Der Feminismus hat schon immer mehrere und widersprüchliche Ziele verfolgt. Einerseits hat der Feminismus die Gleichstellung vorangetrieben - die Idee, dass Frauen in der Lage sein sollten, alles zu tun, was Männer tun können. Sheryl Sandberg kann eine hochrangige Geschäftsfrau sein. Hillary Clinton kann Präsidentin der Vereinigten Staaten werden. Frauen können gleiches Geld verdienen und in der Armee dienen.

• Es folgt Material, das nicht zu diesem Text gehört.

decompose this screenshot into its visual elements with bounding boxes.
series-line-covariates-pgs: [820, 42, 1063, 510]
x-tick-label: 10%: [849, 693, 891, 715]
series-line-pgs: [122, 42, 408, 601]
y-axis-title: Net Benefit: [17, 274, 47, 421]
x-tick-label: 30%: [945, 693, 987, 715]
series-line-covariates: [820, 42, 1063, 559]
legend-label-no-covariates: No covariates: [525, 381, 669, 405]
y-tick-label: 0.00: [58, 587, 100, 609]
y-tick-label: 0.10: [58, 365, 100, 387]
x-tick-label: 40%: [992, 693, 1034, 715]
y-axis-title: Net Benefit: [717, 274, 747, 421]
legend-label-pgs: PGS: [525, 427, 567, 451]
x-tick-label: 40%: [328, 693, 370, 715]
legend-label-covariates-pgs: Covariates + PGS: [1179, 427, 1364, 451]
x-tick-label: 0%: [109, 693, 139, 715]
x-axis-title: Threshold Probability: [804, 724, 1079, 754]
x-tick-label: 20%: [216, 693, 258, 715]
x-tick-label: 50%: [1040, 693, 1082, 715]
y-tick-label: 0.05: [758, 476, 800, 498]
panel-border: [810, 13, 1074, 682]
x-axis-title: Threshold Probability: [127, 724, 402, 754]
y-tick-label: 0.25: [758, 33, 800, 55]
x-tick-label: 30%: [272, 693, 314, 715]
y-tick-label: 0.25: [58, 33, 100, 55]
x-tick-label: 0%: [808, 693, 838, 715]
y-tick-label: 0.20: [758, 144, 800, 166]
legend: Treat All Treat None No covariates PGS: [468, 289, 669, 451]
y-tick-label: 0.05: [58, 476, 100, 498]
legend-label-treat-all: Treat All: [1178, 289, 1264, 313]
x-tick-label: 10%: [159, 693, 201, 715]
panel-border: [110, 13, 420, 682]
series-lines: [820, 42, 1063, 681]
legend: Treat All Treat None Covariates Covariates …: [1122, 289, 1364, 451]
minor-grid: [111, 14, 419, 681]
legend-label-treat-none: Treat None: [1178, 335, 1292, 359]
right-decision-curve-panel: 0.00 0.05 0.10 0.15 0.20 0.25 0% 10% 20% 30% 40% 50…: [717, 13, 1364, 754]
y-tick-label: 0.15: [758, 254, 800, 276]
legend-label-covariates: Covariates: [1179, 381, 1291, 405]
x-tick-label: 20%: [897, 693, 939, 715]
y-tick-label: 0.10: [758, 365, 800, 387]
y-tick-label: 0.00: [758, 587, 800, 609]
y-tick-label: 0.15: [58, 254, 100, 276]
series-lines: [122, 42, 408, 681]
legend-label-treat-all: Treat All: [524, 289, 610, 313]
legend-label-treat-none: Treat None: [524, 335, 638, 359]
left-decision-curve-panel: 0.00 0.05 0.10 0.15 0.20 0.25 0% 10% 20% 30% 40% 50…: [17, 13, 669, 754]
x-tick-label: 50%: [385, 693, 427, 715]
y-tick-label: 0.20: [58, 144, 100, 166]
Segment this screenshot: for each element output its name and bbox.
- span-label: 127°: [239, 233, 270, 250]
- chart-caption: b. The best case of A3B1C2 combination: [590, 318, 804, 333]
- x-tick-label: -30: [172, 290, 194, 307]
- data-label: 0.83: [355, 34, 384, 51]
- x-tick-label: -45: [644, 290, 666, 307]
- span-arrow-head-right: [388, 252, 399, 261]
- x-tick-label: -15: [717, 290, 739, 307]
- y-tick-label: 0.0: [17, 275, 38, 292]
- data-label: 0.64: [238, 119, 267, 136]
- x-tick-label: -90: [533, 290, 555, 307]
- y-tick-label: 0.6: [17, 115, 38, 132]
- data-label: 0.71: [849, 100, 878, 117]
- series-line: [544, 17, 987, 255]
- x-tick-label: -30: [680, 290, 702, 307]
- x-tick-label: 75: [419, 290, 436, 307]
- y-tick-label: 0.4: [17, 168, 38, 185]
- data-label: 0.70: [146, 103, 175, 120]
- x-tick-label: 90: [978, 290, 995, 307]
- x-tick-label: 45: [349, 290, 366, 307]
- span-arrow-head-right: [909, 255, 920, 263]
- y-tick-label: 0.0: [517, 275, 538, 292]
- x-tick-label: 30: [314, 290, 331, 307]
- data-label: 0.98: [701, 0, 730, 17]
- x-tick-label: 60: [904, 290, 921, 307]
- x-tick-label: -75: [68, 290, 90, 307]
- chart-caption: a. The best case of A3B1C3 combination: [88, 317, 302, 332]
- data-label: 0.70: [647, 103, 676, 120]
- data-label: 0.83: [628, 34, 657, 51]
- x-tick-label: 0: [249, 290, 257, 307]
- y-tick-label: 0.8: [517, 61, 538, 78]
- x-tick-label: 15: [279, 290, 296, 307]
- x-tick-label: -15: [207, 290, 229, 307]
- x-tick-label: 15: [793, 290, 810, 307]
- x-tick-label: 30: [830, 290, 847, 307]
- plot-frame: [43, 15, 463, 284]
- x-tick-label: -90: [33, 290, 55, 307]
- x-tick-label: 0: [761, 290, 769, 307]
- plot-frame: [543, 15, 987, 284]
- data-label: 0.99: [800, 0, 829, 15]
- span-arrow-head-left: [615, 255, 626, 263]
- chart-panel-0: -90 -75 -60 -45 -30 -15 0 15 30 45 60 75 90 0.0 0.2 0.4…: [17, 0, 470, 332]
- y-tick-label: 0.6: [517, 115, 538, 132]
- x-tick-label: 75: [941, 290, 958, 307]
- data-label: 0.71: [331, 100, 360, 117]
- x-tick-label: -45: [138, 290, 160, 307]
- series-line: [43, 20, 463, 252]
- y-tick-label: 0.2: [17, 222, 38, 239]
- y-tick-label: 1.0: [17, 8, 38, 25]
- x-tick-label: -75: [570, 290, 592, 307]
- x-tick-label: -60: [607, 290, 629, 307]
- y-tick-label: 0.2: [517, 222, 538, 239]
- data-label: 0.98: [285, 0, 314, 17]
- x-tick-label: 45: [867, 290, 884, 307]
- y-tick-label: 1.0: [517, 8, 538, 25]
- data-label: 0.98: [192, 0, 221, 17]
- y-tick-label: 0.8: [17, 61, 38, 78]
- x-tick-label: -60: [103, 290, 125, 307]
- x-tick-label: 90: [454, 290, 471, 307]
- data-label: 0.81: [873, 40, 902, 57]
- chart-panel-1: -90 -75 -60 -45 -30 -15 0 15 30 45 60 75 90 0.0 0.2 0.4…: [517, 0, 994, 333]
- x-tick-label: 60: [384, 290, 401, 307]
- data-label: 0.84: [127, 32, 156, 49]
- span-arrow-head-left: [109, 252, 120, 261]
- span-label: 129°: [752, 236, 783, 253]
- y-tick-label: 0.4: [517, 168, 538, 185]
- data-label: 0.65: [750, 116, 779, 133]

Doch neben der Gleichberechtigung innerhalb des derzeitigen Systems und oft im Widerspruch dazu haben Feministinnen auch für eine Revolution plädiert. Die frühen Feministinnen wollten nicht nur das Wahlrecht, sondern auch die Abschaffung der Sklaverei. Feministinnen wie Virginia Woolf wollten nicht, dass Frauen im Militär dienen; sie wollten Pazifismus und die Abschaffung des Militärs insgesamt. Die Gleichberechtigung der Frauen in der heutigen Gesellschaft stand schon immer in einem Spannungsverhältnis zum feministischen Traum von einer anderen, gerechteren Welt.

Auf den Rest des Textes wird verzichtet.